Ty Farris treats this like the moment fans have been waiting on. For years, he’s floated across Apollo beats on features and compilations; here he’s in full command, verse after verse of scar tissue, code of ethics and microscopic detail. Tracks like “Follow My Soul”, “No Celebrations”, “Details” and “Beautiful Struggle” read like diary pages for people who never had the luxury of keeping a diary. On “Authenticity” he links up with Mickey Diamond to spell out exactly what that word means in their world, while “Flawless Victory” with Top Hooter is straight bar-fest energy without ever breaking the album’s mood.
Theme-wise, the “monster” is everywhere: the block, the system, addiction, ego, the voice in your own head. Instead of playing superhero, Ty keeps circling back to accountability and survival – grown-man rap that’s about making it through, not making it look pretty.

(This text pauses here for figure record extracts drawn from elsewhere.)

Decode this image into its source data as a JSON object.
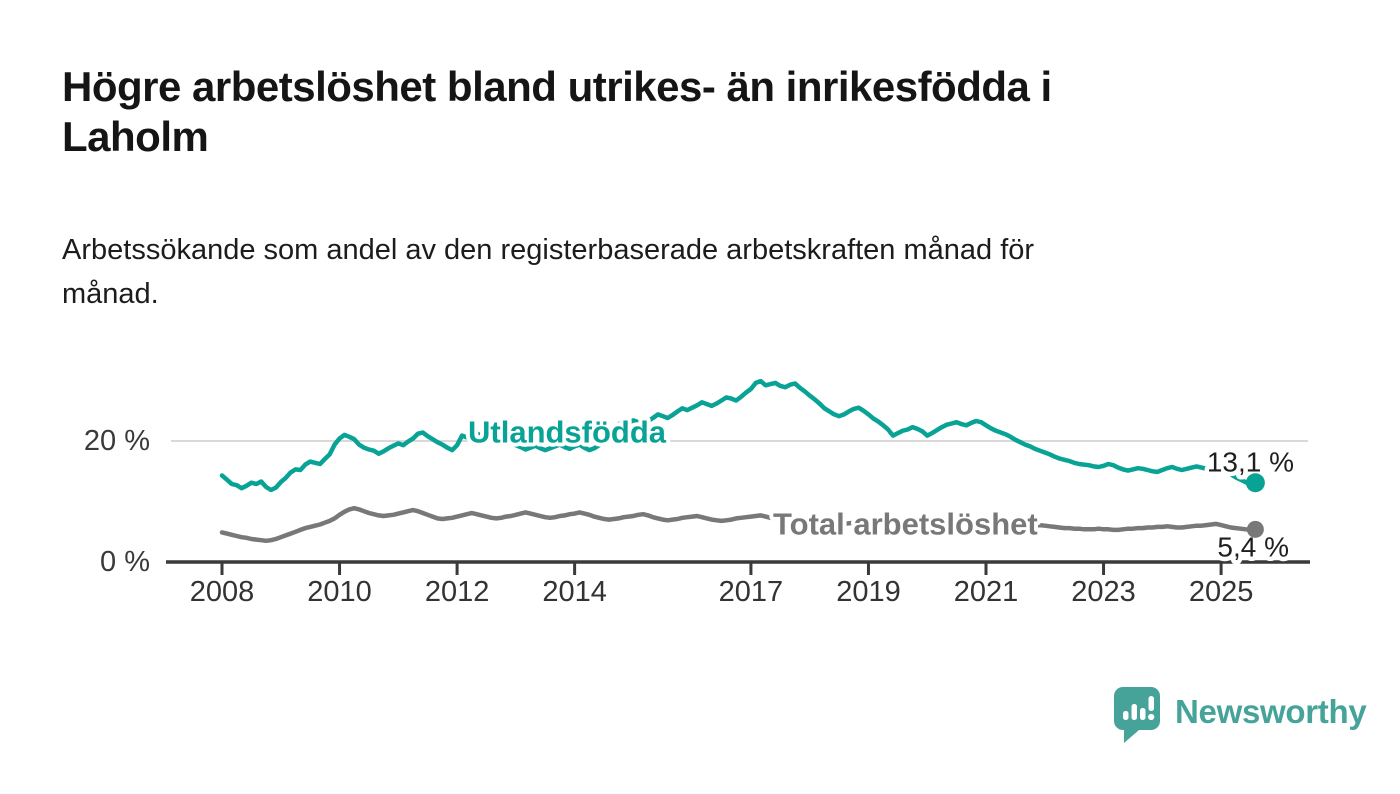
{
  "header": {
    "title_lines": [
      "Högre arbetslöshet bland utrikes- än inrikesfödda i",
      "Laholm"
    ],
    "subtitle_lines": [
      "Arbetssökande som andel av den registerbaserade arbetskraften månad för",
      "månad."
    ]
  },
  "chart_data": {
    "type": "line",
    "title": "Högre arbetslöshet bland utrikes- än inrikesfödda i Laholm",
    "subtitle": "Arbetssökande som andel av den registerbaserade arbetskraften månad för månad.",
    "unit": "%",
    "x_start": 2008.0,
    "points_per_year": 12,
    "x_ticks": [
      {
        "year": 2008,
        "label": "2008"
      },
      {
        "year": 2010,
        "label": "2010"
      },
      {
        "year": 2012,
        "label": "2012"
      },
      {
        "year": 2014,
        "label": "2014"
      },
      {
        "year": 2017,
        "label": "2017"
      },
      {
        "year": 2019,
        "label": "2019"
      },
      {
        "year": 2021,
        "label": "2021"
      },
      {
        "year": 2023,
        "label": "2023"
      },
      {
        "year": 2025,
        "label": "2025"
      }
    ],
    "y_ticks": [
      {
        "value": 20,
        "label": "20 %",
        "grid": true
      },
      {
        "value": 0,
        "label": "0 %",
        "grid": false
      }
    ],
    "ylim": [
      0,
      31
    ],
    "legend_position": "inline-labels",
    "grid": "single-horizontal-gridline-at-20",
    "series": [
      {
        "name": "Utlandsfödda",
        "color": "#09a396",
        "end_label": "13,1 %",
        "end_value": 13.1,
        "values": [
          14.3,
          13.6,
          12.9,
          12.7,
          12.2,
          12.6,
          13.1,
          12.9,
          13.3,
          12.4,
          11.9,
          12.3,
          13.2,
          13.9,
          14.8,
          15.3,
          15.2,
          16.1,
          16.6,
          16.4,
          16.2,
          17.0,
          17.8,
          19.4,
          20.4,
          21.0,
          20.7,
          20.3,
          19.4,
          18.9,
          18.6,
          18.4,
          17.9,
          18.3,
          18.8,
          19.2,
          19.6,
          19.3,
          19.9,
          20.4,
          21.2,
          21.4,
          20.8,
          20.3,
          19.8,
          19.4,
          18.9,
          18.5,
          19.3,
          20.9,
          20.6,
          21.1,
          21.3,
          20.8,
          20.4,
          20.1,
          20.5,
          20.8,
          20.2,
          19.7,
          19.3,
          19.0,
          18.6,
          18.9,
          19.2,
          18.8,
          18.5,
          18.8,
          19.1,
          19.4,
          19.0,
          18.7,
          19.1,
          19.4,
          18.9,
          18.5,
          18.8,
          19.3,
          20.1,
          21.0,
          22.0,
          22.8,
          23.2,
          23.0,
          23.4,
          23.1,
          22.8,
          23.3,
          23.8,
          24.4,
          24.1,
          23.8,
          24.3,
          24.9,
          25.4,
          25.1,
          25.5,
          25.9,
          26.4,
          26.1,
          25.8,
          26.2,
          26.7,
          27.2,
          27.0,
          26.7,
          27.3,
          28.0,
          28.6,
          29.6,
          29.9,
          29.2,
          29.4,
          29.6,
          29.1,
          28.9,
          29.3,
          29.5,
          28.8,
          28.2,
          27.5,
          26.9,
          26.2,
          25.4,
          24.9,
          24.4,
          24.1,
          24.4,
          24.9,
          25.3,
          25.5,
          25.0,
          24.4,
          23.7,
          23.2,
          22.6,
          21.9,
          20.9,
          21.3,
          21.7,
          21.9,
          22.3,
          22.0,
          21.6,
          20.9,
          21.3,
          21.8,
          22.3,
          22.7,
          22.9,
          23.1,
          22.8,
          22.6,
          23.0,
          23.3,
          23.1,
          22.6,
          22.1,
          21.7,
          21.4,
          21.1,
          20.7,
          20.2,
          19.8,
          19.4,
          19.1,
          18.7,
          18.4,
          18.1,
          17.8,
          17.4,
          17.1,
          16.9,
          16.7,
          16.4,
          16.2,
          16.1,
          16.0,
          15.8,
          15.7,
          15.9,
          16.2,
          16.0,
          15.6,
          15.3,
          15.1,
          15.3,
          15.5,
          15.4,
          15.2,
          15.0,
          14.9,
          15.2,
          15.5,
          15.7,
          15.4,
          15.2,
          15.4,
          15.6,
          15.8,
          15.6,
          15.4,
          15.7,
          16.0,
          15.8,
          15.3,
          14.5,
          14.0,
          13.6,
          13.2,
          12.8,
          13.1
        ]
      },
      {
        "name": "Total arbetslöshet",
        "color": "#787878",
        "end_label": "5,4 %",
        "end_value": 5.4,
        "values": [
          4.9,
          4.7,
          4.5,
          4.3,
          4.1,
          4.0,
          3.8,
          3.7,
          3.6,
          3.5,
          3.6,
          3.8,
          4.1,
          4.4,
          4.7,
          5.0,
          5.3,
          5.6,
          5.8,
          6.0,
          6.2,
          6.5,
          6.8,
          7.2,
          7.8,
          8.3,
          8.7,
          8.9,
          8.7,
          8.4,
          8.1,
          7.9,
          7.7,
          7.6,
          7.7,
          7.8,
          8.0,
          8.2,
          8.4,
          8.6,
          8.4,
          8.1,
          7.8,
          7.5,
          7.2,
          7.1,
          7.2,
          7.3,
          7.5,
          7.7,
          7.9,
          8.1,
          7.9,
          7.7,
          7.5,
          7.3,
          7.2,
          7.3,
          7.5,
          7.6,
          7.8,
          8.0,
          8.2,
          8.0,
          7.8,
          7.6,
          7.4,
          7.3,
          7.4,
          7.6,
          7.7,
          7.9,
          8.0,
          8.2,
          8.0,
          7.8,
          7.5,
          7.3,
          7.1,
          7.0,
          7.1,
          7.2,
          7.4,
          7.5,
          7.6,
          7.8,
          7.9,
          7.7,
          7.4,
          7.2,
          7.0,
          6.9,
          7.0,
          7.1,
          7.3,
          7.4,
          7.5,
          7.6,
          7.4,
          7.2,
          7.0,
          6.9,
          6.8,
          6.9,
          7.0,
          7.2,
          7.3,
          7.4,
          7.5,
          7.6,
          7.7,
          7.5,
          7.3,
          7.2,
          7.0,
          7.1,
          7.2,
          7.3,
          7.2,
          7.1,
          7.0,
          6.9,
          6.7,
          6.6,
          6.5,
          6.4,
          6.3,
          6.3,
          6.4,
          6.5,
          6.4,
          6.3,
          6.2,
          6.1,
          6.0,
          5.9,
          5.9,
          6.0,
          6.1,
          6.2,
          6.2,
          6.1,
          6.2,
          6.3,
          6.4,
          6.5,
          6.7,
          7.0,
          7.2,
          7.3,
          7.2,
          7.1,
          7.0,
          6.9,
          6.9,
          6.8,
          6.7,
          6.6,
          6.5,
          6.4,
          6.3,
          6.2,
          6.2,
          6.1,
          6.1,
          6.0,
          6.0,
          6.1,
          6.0,
          5.9,
          5.8,
          5.7,
          5.6,
          5.6,
          5.5,
          5.5,
          5.4,
          5.4,
          5.4,
          5.5,
          5.4,
          5.4,
          5.3,
          5.3,
          5.4,
          5.5,
          5.5,
          5.6,
          5.6,
          5.7,
          5.7,
          5.8,
          5.8,
          5.9,
          5.8,
          5.7,
          5.7,
          5.8,
          5.9,
          6.0,
          6.0,
          6.1,
          6.2,
          6.3,
          6.1,
          5.9,
          5.7,
          5.6,
          5.5,
          5.4,
          5.3,
          5.4
        ]
      }
    ]
  },
  "footer": {
    "brand": "Newsworthy",
    "logo_icon": "speech-bubble-bar-chart",
    "brand_color": "#46a39a"
  },
  "colors": {
    "accent_teal": "#09a396",
    "series_gray": "#787878",
    "gridline": "#d9d9d9",
    "axis": "#3a3a3a",
    "text": "#1a1a1a"
  }
}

One review nailed it as a “precise, cold-weather record built from discipline, patience, and focus,” and another called it Ty’s most mature statement to date. That’s exactly how it feels: no skits, no experiments for the sake of it, just 13 cuts that all pull in the same direction.
Collectors are already on it – Escapism’s limited “Rage”, “Arrogance” and “Anxiety” vinyl editions went up as pre-orders and flew. But whether you grab wax or just hit play on the stream, “Run Toward The Monster” is one of those albums that lands fully formed: Apollo Brown in classic mode, Ty Farris at a new peak, and zero attempts to sand the edges off. Perfect soundtrack for cold months and colder realities.